For the Executive: As an Executive you have the advantage of seeing the full picture. While it is time consuming to provide the full context behind all decisions, it is important for employees to understand why you are making the decision you are making. Your time investment in the short term will pay dividends in that your team will become more educated about the broader context and understand the intent behind the decisions you are making. In the end, they will start bringing proposals that more closely align and only those situations which truly require compromise will come to your desk.

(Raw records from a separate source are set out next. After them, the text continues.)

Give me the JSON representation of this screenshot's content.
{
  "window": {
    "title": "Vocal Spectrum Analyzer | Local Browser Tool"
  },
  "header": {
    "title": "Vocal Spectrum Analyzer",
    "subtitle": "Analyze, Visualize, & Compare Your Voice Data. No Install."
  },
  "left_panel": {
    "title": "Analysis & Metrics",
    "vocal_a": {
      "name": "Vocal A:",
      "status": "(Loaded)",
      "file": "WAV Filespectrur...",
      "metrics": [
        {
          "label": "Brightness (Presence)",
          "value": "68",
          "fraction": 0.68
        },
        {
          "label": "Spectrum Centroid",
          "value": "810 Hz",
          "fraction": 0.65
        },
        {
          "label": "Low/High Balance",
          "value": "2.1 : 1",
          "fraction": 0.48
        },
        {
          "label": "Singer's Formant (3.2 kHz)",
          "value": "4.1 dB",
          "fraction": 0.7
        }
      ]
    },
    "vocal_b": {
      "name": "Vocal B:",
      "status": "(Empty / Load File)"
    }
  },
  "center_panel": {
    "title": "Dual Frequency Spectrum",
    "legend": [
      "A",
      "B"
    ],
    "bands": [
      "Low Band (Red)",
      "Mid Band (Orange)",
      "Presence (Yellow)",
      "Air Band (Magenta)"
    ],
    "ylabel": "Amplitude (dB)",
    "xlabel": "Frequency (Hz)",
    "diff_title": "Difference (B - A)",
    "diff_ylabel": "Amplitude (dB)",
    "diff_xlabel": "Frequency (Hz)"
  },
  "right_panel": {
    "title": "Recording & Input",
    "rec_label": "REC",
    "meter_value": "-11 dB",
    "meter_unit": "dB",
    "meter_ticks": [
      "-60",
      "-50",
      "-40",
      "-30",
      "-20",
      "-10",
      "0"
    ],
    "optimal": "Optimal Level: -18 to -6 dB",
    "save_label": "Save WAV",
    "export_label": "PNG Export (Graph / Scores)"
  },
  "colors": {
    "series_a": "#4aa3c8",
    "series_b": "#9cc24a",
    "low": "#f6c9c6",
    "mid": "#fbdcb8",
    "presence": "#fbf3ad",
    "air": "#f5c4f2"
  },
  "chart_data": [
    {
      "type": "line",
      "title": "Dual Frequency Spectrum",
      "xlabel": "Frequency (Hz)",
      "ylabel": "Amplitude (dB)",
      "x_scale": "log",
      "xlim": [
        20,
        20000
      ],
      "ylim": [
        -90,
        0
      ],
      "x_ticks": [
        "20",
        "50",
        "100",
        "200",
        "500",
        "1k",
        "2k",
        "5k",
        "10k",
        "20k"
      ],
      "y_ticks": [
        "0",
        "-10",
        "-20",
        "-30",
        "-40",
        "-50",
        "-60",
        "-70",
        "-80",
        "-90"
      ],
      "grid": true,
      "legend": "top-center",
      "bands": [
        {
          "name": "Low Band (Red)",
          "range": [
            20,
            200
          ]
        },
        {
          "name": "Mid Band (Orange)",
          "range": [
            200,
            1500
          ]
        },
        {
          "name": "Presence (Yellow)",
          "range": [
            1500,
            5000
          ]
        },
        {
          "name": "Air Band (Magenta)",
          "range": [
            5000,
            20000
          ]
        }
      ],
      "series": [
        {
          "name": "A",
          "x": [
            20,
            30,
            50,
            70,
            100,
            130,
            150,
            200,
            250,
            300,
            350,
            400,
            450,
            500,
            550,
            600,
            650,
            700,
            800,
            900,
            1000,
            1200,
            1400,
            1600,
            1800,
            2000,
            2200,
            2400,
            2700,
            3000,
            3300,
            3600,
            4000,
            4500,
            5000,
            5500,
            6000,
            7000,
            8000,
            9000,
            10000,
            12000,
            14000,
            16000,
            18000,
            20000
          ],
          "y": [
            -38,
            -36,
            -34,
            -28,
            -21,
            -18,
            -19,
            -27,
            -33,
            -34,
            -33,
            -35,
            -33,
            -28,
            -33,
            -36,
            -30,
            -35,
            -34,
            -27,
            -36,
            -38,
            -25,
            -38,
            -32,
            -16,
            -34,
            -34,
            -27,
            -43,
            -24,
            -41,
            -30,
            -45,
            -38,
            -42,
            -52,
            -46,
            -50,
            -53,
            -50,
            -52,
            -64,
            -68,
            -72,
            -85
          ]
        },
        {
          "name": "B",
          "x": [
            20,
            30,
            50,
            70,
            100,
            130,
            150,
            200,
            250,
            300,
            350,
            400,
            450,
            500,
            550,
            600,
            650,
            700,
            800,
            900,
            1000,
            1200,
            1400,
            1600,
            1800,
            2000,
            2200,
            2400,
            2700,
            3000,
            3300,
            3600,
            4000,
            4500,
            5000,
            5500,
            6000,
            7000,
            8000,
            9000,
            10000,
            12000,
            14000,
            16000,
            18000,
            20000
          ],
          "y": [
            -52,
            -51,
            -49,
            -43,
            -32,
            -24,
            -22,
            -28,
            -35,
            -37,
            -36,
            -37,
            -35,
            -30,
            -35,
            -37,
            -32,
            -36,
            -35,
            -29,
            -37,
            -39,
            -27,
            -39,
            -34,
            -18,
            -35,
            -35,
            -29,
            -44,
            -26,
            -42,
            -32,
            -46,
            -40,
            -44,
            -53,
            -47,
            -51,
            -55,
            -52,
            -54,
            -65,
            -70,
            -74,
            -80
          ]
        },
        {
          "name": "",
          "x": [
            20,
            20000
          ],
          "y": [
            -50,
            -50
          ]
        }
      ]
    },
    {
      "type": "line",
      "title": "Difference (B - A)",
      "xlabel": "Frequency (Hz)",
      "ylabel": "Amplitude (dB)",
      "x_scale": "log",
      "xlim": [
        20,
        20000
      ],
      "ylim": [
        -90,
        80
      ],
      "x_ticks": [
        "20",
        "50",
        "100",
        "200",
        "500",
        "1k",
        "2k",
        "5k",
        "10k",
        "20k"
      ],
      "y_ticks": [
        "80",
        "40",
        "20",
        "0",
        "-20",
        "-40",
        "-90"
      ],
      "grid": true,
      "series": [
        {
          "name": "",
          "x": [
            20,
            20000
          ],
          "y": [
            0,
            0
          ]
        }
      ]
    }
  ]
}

For those working with Executives: Start by assuming the best. In many instances, the information you have may make the Executive’s unwillingness to compromise seem unreasonable. However, if there is some other piece of information that you do not have, the Executive’s resistance may not only be reasonable but the wisest course of action.

For those looking to develop as an Executive: Compromise is a necessary and often times beneficial process in the business world. As an Executive in training, if you will, you must learn how to take in different perspectives, assess what is the best course of action and make the call. Sometimes you will not be the most popular person for your decisions but as the Executive you need to learn to make tough calls for what is right. The most important piece here is learning what, in fact, is right. This comes down to principles. The strongest leaders have a fundamental set of principles by which they operate. They use these principles to guide their decisions. When people around them understand what their principles are, it is easier for them to anticipate that decisions you will make. Long story short… if you haven’t already identified your core principles, you should start doing so today. There are a number of different ways to go about doing this. Most start with identifying what you value most and going from there. Maybe a good topic of a later post….

For parents of Toddlers: You must reverse the script here. There is no compromising with the Toddler. No mater how much you give, they will always want more. Remember that you are the boss and you know best. Your best bet is to hold firm from the onset. If your toddler thinks that compromise is an option, you’ll be in for a long battle ahead.